2.8. Comparison of Amino Acid Substitutions and Deletions in Proteins
In Delta, no deletion was observed in ORF1a, ORF1b, ORF3a, E, M, ORF7a, ORF7b, ORF9b, and N protein; rather, substitutions were reported in these proteins (Figure 3a). For deletion, Delta preferred the S and ORF8 protein. Comparison of amino acid deletions and substitutions in the S and ORF8 protein depicts the fact that Delta preferred more substitutions in the S protein than deletions, and it preferred more deletions in the ORF8 protein than substitutions.
In Omicron, the S protein had a notably high frequency of substitutions, and was followed by ORF1a, ORF1b, M, and N protein (Figure 3b). In Omicron, the number of deletions is high in the S, ORF1a, ORF9b, and N proteins. Compared to other proteins, a low frequency of substitutions was observed in ORF3a, E, ORF6, ORF7b, ORF8, and ORF9b proteins of Omicron, and among them deletions were observed in ORF8, and ORF9b, but not in ORF3a, E, M, ORF6, and ORF7b (Figure 3b).
2.9. Preferred Substituted Amino Acids of Substitution Mutations
Omicron substituted the wild-type amino acids—Asn, Gly, Thr, Asp, Ser, and Gln of the spike protein at a high frequency, and His, Lys, Tyr and Val at a low frequency, whereas in Delta, the order of preferences was Thr, Asp, Glu, Pro, Gly, and Leu (Figure 4a). The preference for Asn and Ser in the S protein of Omicron contrasts with that in Delta.
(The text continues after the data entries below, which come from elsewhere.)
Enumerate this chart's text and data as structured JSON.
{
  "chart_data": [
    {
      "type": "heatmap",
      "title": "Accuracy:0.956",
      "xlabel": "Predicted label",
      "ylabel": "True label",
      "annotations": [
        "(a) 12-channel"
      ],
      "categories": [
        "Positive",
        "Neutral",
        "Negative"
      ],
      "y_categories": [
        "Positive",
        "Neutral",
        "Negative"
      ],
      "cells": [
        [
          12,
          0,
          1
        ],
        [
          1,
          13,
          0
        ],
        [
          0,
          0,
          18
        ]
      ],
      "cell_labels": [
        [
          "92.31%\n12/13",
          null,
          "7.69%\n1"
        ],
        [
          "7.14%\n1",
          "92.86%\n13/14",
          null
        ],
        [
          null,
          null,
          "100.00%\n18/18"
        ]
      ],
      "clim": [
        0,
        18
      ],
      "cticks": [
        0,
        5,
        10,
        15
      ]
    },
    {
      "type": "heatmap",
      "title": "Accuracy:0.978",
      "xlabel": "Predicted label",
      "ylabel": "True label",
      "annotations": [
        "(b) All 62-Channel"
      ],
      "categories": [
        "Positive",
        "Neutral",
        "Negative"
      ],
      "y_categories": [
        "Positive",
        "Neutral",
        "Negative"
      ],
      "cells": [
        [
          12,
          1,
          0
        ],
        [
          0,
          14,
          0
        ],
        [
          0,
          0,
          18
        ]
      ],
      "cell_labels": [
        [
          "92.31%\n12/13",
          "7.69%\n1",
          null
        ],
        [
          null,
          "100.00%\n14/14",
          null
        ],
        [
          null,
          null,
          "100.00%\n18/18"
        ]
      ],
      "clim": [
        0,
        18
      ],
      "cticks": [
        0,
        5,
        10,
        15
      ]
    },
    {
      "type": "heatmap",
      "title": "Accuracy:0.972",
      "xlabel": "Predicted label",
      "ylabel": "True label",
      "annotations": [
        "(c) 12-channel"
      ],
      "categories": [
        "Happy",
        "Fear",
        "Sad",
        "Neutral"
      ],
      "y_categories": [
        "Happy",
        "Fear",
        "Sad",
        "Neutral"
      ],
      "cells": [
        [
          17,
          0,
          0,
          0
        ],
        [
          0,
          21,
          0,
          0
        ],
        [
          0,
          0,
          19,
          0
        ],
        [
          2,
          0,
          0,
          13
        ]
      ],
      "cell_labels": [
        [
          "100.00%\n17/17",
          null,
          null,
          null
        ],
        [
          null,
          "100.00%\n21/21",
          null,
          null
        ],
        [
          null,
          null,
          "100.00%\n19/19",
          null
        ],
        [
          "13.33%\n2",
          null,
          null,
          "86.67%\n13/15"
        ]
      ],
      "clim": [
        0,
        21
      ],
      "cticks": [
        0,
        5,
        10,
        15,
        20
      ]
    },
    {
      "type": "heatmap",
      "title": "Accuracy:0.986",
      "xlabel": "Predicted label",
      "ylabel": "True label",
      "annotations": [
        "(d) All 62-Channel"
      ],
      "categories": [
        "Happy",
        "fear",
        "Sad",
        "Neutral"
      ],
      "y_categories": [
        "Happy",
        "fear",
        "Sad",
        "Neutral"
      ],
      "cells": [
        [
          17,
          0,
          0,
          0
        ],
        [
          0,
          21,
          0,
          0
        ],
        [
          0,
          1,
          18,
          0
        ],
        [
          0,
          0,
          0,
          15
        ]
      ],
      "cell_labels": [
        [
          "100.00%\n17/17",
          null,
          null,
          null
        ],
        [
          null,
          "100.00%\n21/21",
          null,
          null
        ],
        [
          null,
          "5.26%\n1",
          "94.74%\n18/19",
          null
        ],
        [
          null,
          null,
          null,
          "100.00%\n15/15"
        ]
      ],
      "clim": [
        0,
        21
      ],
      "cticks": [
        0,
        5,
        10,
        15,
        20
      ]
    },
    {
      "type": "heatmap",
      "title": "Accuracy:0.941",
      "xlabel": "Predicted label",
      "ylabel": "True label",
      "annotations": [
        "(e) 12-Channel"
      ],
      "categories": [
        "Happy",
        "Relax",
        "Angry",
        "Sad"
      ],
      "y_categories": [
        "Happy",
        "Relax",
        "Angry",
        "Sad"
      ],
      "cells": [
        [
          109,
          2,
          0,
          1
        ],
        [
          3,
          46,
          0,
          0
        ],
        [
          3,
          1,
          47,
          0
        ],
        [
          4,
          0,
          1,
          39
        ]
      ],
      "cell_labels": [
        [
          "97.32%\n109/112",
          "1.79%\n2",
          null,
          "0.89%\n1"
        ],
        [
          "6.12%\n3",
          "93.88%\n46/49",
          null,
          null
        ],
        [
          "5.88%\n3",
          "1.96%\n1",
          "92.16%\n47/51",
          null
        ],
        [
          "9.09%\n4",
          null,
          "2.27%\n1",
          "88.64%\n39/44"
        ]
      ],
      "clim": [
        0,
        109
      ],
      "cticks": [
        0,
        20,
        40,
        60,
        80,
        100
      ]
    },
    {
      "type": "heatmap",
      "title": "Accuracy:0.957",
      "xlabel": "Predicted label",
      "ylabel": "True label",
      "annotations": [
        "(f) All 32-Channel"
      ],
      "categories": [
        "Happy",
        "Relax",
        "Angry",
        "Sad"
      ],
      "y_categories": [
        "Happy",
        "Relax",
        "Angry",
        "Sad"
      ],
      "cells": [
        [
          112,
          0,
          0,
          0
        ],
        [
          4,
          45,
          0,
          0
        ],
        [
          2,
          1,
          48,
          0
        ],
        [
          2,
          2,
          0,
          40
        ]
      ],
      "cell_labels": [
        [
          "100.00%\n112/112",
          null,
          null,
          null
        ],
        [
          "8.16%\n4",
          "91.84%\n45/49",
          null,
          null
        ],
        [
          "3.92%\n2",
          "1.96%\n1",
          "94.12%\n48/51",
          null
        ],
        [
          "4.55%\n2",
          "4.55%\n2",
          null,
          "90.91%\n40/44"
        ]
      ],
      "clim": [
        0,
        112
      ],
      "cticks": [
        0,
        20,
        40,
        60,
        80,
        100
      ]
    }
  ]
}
In ORF1a protein, Delta and Omicron preferred Ala, Val, Leu and Ser in a contrasting manner. Regarding ORF1b protein, Delta and Omicron showed contrasting preference for Ala, Gly, Val, and Ile. In the N protein, contrasting preference was observed for Asp, Met, Pro, and Ser in Deta and Omicron. In the M protein, differential preference was also observed for Ala, Gln, and Ile in Omicron and Delta (Figure 4a). Contrasting preference for Thr, Glu, and Pro was also observed in the ORF9b protein of Delta and Omicron. In ORF7a protein, the substitution of Thr and Val was observed in Delta, but not in Omicron. Contrasting preference was also observed in ORF7b, E, ORF3a, and ORF8 protein for Thr, Thr, Ser, and Ser, respectively, in Delta and Omicron.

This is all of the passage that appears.